DigiconAsia: Looking ahead, what can organizations do more with data to thrive in the digital economy?

Jordan: For starters, continually find ways to leverage data-driven solutions like AI or machine learning to automate tasks within your organization. This will not only help streamline operations but also direct employee focus to more meaningful and challenging work that can spur business growth.

Next, regularly assess the value of your data. As data ages, its value can wane. Organizations should take advantage of the vast amounts of available data and identify opportunities to access new data to increase business value. When in doubt, always go back to your data roadmap to see the data you require to help you achieve your goals.
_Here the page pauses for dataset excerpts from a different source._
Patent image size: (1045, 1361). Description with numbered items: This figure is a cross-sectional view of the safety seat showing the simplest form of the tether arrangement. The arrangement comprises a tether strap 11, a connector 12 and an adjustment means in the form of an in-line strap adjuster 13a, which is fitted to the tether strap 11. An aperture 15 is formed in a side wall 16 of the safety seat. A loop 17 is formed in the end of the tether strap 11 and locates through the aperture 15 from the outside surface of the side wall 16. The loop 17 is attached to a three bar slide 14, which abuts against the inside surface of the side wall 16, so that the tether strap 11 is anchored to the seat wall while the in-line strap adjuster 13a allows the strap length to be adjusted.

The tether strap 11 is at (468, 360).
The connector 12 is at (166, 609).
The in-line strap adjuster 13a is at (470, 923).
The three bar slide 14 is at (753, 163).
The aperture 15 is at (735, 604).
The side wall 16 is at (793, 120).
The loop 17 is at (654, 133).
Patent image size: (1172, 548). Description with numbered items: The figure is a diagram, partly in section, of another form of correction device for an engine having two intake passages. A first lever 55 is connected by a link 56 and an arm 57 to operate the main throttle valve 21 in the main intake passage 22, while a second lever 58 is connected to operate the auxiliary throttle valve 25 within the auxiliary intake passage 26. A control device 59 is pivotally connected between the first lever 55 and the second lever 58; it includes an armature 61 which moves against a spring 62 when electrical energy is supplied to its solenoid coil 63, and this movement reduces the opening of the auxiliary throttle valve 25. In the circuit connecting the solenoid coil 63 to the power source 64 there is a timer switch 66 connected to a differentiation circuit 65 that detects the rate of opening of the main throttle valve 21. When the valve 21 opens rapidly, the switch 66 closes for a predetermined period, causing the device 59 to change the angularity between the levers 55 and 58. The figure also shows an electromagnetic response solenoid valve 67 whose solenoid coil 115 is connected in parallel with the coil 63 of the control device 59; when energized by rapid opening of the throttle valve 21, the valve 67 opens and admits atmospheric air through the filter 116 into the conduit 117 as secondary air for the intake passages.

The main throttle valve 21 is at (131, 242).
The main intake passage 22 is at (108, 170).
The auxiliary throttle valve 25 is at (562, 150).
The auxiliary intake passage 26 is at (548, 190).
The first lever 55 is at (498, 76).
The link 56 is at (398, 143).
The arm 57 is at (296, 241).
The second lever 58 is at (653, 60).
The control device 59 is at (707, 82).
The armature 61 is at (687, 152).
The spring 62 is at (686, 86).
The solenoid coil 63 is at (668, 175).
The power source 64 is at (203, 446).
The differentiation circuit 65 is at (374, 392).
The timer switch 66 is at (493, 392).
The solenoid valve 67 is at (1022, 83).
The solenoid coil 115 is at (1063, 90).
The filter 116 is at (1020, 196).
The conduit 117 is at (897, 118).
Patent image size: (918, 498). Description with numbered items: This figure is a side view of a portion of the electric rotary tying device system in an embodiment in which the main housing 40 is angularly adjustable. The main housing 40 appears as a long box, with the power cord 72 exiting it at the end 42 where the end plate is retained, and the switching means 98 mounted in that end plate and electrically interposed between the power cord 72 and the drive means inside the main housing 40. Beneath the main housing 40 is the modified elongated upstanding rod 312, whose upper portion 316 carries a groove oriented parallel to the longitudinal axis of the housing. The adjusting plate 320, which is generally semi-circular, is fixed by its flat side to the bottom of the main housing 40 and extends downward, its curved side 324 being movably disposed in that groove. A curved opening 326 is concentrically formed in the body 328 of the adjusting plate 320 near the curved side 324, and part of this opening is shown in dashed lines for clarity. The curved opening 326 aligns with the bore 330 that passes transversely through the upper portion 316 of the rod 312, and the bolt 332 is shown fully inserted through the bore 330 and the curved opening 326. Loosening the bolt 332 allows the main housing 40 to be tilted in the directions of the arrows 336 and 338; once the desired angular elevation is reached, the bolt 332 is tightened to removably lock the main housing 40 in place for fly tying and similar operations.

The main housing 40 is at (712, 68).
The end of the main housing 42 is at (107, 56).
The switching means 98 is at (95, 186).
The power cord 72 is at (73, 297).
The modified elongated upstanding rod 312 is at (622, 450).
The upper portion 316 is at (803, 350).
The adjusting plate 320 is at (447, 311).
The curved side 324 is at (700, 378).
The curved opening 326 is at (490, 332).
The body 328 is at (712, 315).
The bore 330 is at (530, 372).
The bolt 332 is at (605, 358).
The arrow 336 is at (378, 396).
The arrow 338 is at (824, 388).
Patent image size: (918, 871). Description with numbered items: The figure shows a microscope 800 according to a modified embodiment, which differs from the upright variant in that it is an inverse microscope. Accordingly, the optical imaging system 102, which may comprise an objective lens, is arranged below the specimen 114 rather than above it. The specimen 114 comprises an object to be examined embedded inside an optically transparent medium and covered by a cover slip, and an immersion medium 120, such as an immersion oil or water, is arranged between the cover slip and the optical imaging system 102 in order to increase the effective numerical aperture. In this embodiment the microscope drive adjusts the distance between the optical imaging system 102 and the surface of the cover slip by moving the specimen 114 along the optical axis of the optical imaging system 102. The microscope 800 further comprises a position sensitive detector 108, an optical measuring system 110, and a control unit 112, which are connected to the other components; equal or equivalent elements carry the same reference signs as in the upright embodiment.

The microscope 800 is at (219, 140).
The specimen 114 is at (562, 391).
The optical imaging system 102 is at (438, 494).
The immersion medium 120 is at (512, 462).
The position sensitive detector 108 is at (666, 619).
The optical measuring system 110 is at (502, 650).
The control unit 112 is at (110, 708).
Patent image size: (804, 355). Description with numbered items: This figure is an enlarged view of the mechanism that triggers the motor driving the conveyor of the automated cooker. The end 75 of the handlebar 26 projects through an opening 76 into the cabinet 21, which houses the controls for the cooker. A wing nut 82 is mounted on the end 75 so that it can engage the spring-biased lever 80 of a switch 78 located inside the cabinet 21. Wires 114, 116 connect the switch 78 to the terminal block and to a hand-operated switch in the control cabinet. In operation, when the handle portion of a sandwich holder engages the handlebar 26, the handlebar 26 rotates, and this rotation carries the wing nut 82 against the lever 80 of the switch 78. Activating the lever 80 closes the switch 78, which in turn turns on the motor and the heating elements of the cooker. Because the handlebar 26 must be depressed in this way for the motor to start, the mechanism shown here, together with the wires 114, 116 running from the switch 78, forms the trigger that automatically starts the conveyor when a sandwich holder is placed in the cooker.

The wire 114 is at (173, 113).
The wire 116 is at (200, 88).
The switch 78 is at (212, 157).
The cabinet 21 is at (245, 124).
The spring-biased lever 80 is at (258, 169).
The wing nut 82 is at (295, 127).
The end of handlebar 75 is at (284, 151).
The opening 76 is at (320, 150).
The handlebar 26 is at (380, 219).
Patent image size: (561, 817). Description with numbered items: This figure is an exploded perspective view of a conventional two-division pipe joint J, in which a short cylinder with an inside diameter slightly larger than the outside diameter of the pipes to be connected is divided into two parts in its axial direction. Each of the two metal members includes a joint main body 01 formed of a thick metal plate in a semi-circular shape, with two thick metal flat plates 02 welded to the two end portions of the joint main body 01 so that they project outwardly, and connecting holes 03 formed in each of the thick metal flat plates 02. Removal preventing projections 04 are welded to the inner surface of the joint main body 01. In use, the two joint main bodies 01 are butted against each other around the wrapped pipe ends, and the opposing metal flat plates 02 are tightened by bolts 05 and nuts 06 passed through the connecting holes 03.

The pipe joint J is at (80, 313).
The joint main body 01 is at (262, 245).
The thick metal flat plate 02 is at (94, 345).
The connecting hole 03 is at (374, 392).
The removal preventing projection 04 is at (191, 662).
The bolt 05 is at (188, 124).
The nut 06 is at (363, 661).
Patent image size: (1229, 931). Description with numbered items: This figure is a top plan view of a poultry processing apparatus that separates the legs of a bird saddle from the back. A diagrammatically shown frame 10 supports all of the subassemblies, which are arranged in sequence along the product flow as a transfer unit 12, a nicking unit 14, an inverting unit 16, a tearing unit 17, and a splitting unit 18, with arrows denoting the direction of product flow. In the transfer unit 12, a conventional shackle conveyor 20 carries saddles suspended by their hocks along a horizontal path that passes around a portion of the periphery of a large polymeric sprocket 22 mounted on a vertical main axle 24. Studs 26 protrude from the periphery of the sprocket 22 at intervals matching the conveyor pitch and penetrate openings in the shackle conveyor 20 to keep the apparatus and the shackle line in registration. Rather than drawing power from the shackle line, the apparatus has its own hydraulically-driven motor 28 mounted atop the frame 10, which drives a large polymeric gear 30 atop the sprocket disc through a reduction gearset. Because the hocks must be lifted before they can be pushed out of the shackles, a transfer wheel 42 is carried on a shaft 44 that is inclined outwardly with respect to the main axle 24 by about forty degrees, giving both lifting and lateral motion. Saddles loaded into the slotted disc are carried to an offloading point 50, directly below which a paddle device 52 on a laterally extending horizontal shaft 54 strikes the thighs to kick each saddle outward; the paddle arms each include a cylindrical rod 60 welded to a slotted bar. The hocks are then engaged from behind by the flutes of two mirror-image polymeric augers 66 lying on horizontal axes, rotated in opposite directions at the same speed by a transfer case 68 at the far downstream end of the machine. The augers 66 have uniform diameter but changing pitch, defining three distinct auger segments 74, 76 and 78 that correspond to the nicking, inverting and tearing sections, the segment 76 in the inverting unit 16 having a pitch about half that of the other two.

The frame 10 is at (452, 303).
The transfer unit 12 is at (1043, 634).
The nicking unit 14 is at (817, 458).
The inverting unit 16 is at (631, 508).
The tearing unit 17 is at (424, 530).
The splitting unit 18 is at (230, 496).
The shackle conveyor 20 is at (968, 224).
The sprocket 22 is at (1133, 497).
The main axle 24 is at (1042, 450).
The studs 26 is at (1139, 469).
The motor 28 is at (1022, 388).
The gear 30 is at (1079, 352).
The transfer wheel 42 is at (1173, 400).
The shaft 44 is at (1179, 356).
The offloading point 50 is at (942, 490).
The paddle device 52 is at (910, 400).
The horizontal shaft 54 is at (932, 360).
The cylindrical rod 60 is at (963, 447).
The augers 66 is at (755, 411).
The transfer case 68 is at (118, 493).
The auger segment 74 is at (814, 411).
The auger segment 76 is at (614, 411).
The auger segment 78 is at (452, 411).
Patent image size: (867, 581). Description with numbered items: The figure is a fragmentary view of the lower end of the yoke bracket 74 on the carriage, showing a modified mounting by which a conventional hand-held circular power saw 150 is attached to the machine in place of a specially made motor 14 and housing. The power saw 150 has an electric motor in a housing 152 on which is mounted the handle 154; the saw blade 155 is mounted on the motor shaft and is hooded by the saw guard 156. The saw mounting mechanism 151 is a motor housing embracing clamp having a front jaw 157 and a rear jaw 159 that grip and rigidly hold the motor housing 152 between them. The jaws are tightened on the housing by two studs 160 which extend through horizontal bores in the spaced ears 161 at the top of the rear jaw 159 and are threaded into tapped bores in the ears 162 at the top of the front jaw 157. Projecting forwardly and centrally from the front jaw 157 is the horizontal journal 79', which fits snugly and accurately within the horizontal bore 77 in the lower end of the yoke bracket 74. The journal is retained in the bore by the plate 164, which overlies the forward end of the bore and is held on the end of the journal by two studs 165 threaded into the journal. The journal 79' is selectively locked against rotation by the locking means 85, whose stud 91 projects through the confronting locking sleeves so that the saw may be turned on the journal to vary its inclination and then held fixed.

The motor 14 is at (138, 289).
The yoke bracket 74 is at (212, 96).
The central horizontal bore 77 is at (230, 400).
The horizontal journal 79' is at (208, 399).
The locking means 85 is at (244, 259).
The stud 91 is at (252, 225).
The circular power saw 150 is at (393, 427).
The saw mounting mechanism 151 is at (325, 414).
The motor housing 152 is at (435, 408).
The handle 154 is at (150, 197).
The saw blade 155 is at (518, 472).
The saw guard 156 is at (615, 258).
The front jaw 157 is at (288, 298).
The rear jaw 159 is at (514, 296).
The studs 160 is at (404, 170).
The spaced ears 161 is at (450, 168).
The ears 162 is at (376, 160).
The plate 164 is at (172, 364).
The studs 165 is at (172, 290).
Above all, organizations trying to modernize their approach to data and analytics should understand that technology is not their biggest hurdle, but change management, culture, and leadership. Leaders need to understand that data and analytics are there to help empower and enable, but this only works if their employees are comfortable with it.

Not everyone needs to turn into a data scientist, we just need to empower them to have confidence with data. If leaders can adopt this mindset, I am confident that they will be able to execute a successful data literacy strategy to empower employees with the right data capabilities to make smarter decisions and optimize performance to help their organization thrive.